С воем здоровяк отскакивает, роняя оружие. Но подобрать его хозяину не успеть – на подходе еще один, на сей раз с палашом. Размашистые удары кроят воздух, отхватывая от него тугие неровные ломти. Это не шпага, такую оглоблю поди отрази. Хозяин, конечно, пытается, всякий раз спуская чужое лезвие вдоль своего клинка, но я чую, как уже гудит у него предплечье, как каждый удар сушит кисть. Зато этот почти не смотрит вниз! Я прыгаю на него сбоку-сзади, он замечает, пытается отмахнуться, но клинок-то у него в правой руке, а я захожу слева. Будь у него дага, пришлось бы мне несладко, а так я вцепляюсь в перчатку передними лапами и подтягиваюсь по руке, словно по бревну, немилосердно пластая когтями и ткань рубахи (плащ давно сброшен), и незащищенную кожу под ней. До горла не успеваю, потому запускаю клыки в широкую мускулистую складку у подмышки, словно в спинку верткого сазана. Мои зубы созданы, чтобы удерживать, а не рвать, но если я уж пускаю их в ход не на охоте, а в драке, раны бывают очень неприятными. И этот, с палашом, лица которого я даже не разглядел, только пышные черные усы, полностью почувствовал, что такое укус боевой выдры. Я ведь не просто рванул зубами – я повис на них всем своим немалым весом, так что его и повело, и развернуло.

Ну же, хозяин!

Он понял – и весь скользнул вдоль вражьего клинка, о котором противник забыл на полвздоха, ослепленный болью. Тяжелый кинжал ударил. Метил хозяин явно в глотку, но промазал. А, может, черноусый в последний миг попытался отпрянуть. В итоге лезвие ударило около ключицы – и вышло в полугокте от моей морды. Я разжал зубы и шлепнулся на хвост, пытаясь проморгаться от чужой крови: мастер, выдергивая оружие, таки прошелся лезвием по вражьей шее.

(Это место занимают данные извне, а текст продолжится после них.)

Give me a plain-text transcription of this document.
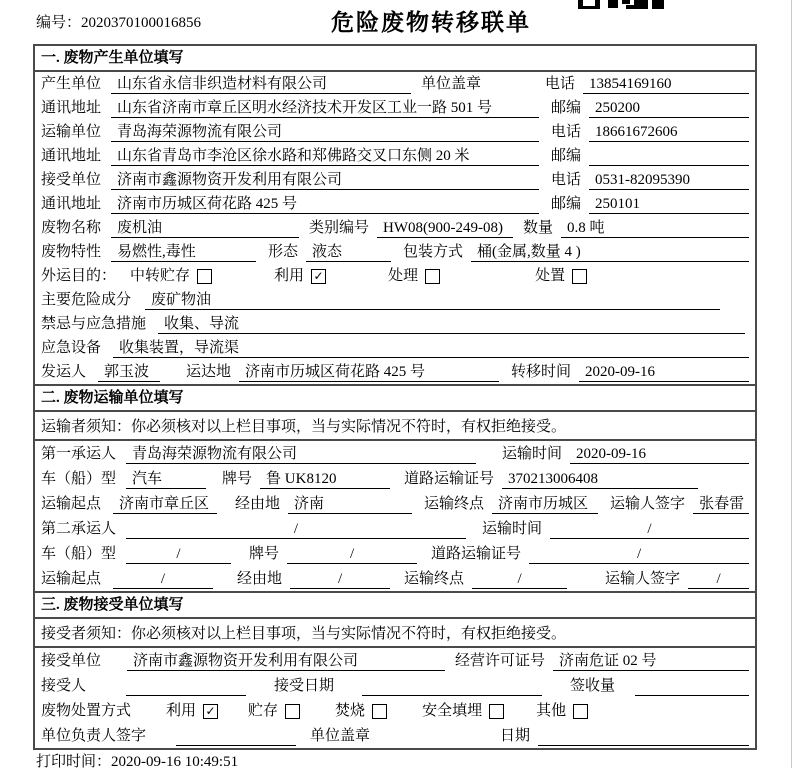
编号：2020370100016856	危险废物转移联单
一. 废物产生单位填写
产生单位	山东省永信非织造材料有限公司	单位盖章	电话 13854169160
通讯地址	山东省济南市章丘区明水经济技术开发区工业一路 501 号	邮编 250200
运输单位	青岛海荣源物流有限公司	电话 18661672606
通讯地址	山东省青岛市李沧区徐水路和郑佛路交叉口东侧 20 米	邮编
接受单位	济南市鑫源物资开发利用有限公司	电话 0531-82095390
通讯地址	济南市历城区荷花路 425 号	邮编 250101
废物名称	废机油	类别编号 HW08(900-249-08)	数量 0.8 吨
废物特性	易燃性,毒性	形态 液态	包装方式 桶(金属,数量 4 )
外运目的： 中转贮存	利用 ✓	处理	处置
主要危险成分	废矿物油
禁忌与应急措施	收集、导流
应急设备	收集装置，导流渠
发运人	郭玉波	运达地 济南市历城区荷花路 425 号	转移时间 2020-09-16
二. 废物运输单位填写
运输者须知：你必须核对以上栏目事项，当与实际情况不符时，有权拒绝接受。
第一承运人	青岛海荣源物流有限公司	运输时间 2020-09-16
车（船）型	汽车	牌号 鲁 UK8120	道路运输证号 370213006408
运输起点	济南市章丘区	经由地 济南	运输终点 济南市历城区	运输人签字 张春雷
第二承运人	/	运输时间	/
车（船）型	/	牌号	/	道路运输证号	/
运输起点	/	经由地	/	运输终点	/	运输人签字	/
三. 废物接受单位填写
接受者须知：你必须核对以上栏目事项，当与实际情况不符时，有权拒绝接受。
接受单位	济南市鑫源物资开发利用有限公司	经营许可证号 济南危证 02 号
接受人	接受日期	签收量
废物处置方式 利用 ✓ 贮存	焚烧	安全填埋	其他
单位负责人签字	单位盖章	日期
打印时间：2020-09-16 10:49:51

Моргаю раз, другой, третий – пелена с глаз уходит, и сквозь тонкую розовую пленку вижу, что теперь хозяин вооружен как следует: в правой – трофейный палаш, в левой – дареный кинжал. Вообще, конечно, биться чужим оружием – последнее дело, но другого-то нет. А еще вижу на его левом плече длинный и обильно кровящий порез. Плохо, с такой раной он долго не продержится.

— Безрукие! – слышится голос из глубины парка. Это тот, кому хозяин кишки скрутил. Он уже встал с земли и вытирает блевотину с черной бороды.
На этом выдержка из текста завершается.